Agnete smiled. "So I was. Once upon a time," she began. Her hand cupped Helen's breast, the pad of her thumb caressing the turgid nipple, "when the world was young there were many creatures that walked the land. Alongside the sons of Eve and the daughters of Lilith were those that were born under the light of the full moon. It was said that those born in that magical light were special in one way or another, endowed with great beauty or great talent, shapeshifters or magi, weatherwitches or dowsers, bards and storytellers. But most special and magical of all were those born in that light with a caul over their face. For they were the were-folk able to take on the form of beasts at will but forced to change into their animal selves when the light of the full moon fell across the land again. If they carried a piece of the caul with them in a pouch over their heart then no man could harm them and no witch could enchant them against their will." The girl smiled. "Or so the story goes."

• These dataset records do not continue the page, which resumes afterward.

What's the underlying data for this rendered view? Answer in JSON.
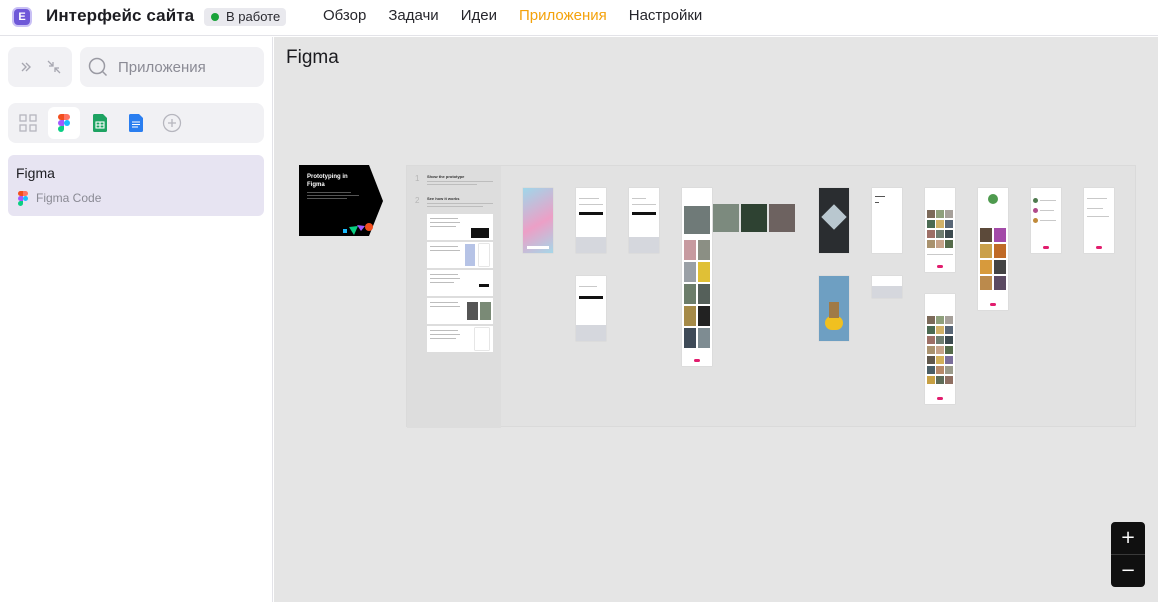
{
  "header": {
    "logo_letter": "E",
    "project_title": "Интерфейс сайта",
    "status": "В работе",
    "status_color": "#1aa33a",
    "tabs": [
      {
        "label": "Обзор",
        "active": false
      },
      {
        "label": "Задачи",
        "active": false
      },
      {
        "label": "Идеи",
        "active": false
      },
      {
        "label": "Приложения",
        "active": true
      },
      {
        "label": "Настройки",
        "active": false
      }
    ],
    "accent_color": "#f4a20b"
  },
  "sidebar": {
    "search": {
      "placeholder": "Приложения",
      "value": ""
    },
    "filters": [
      "grid-icon",
      "figma-icon",
      "sheets-icon",
      "docs-icon",
      "add-icon"
    ],
    "active_filter": "figma-icon",
    "apps": [
      {
        "name": "Figma",
        "subtitle": "Figma Code",
        "icon": "figma-icon"
      }
    ]
  },
  "canvas": {
    "title": "Figma",
    "cover_text": "Prototyping in Figma",
    "board_side": {
      "step1": "1",
      "step1_title": "Show the prototype",
      "step2": "2",
      "step2_title": "See how it works"
    },
    "zoom": {
      "in": "+",
      "out": "−"
    }
  }
}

The girl mouthed her breasts, the flat of her tongue washing over her sensitive nipples before the tip teased. She planted wet open kisses over Helen's ribcage, tickling as well as titillating. Helen was unable to hold back a gasp as hot breath seared the sensitive skin around her navel. Helen's hands curled into fists, gripping the sheet beneath her as soft kisses followed the curve of her belly (and it was not her imagining that that curve had become more pronounced in the last few days) and follow the V of light hair to the juncture of her thighs. She writhed as those soft lips and clever tongue had their way with her, lapping her closer and closer to the sweet oblivion she sought. Somewhere where John could not find her. Better than any drug the touch of a willing and generous lover. Seconds, minutes, hours passed she could not tell. She was willingly, joyfully lost.

The world slowed to its normal rhythm, fingers tangled in her hair, teasing out the golden ringlets so different from her lover's dark locks. Dark amber eyes gazed at her, Agnete's olive skin dark against her own pallor.

Already the last of the daylight is fading, the frostbright moon is rising, full bellied but not yet complete. Helen's eye is caught by the small leather sack suspended by a cord around Agnete's slender throat that nestles between her breasts over her heart and she realises just how special this new friend of hers is.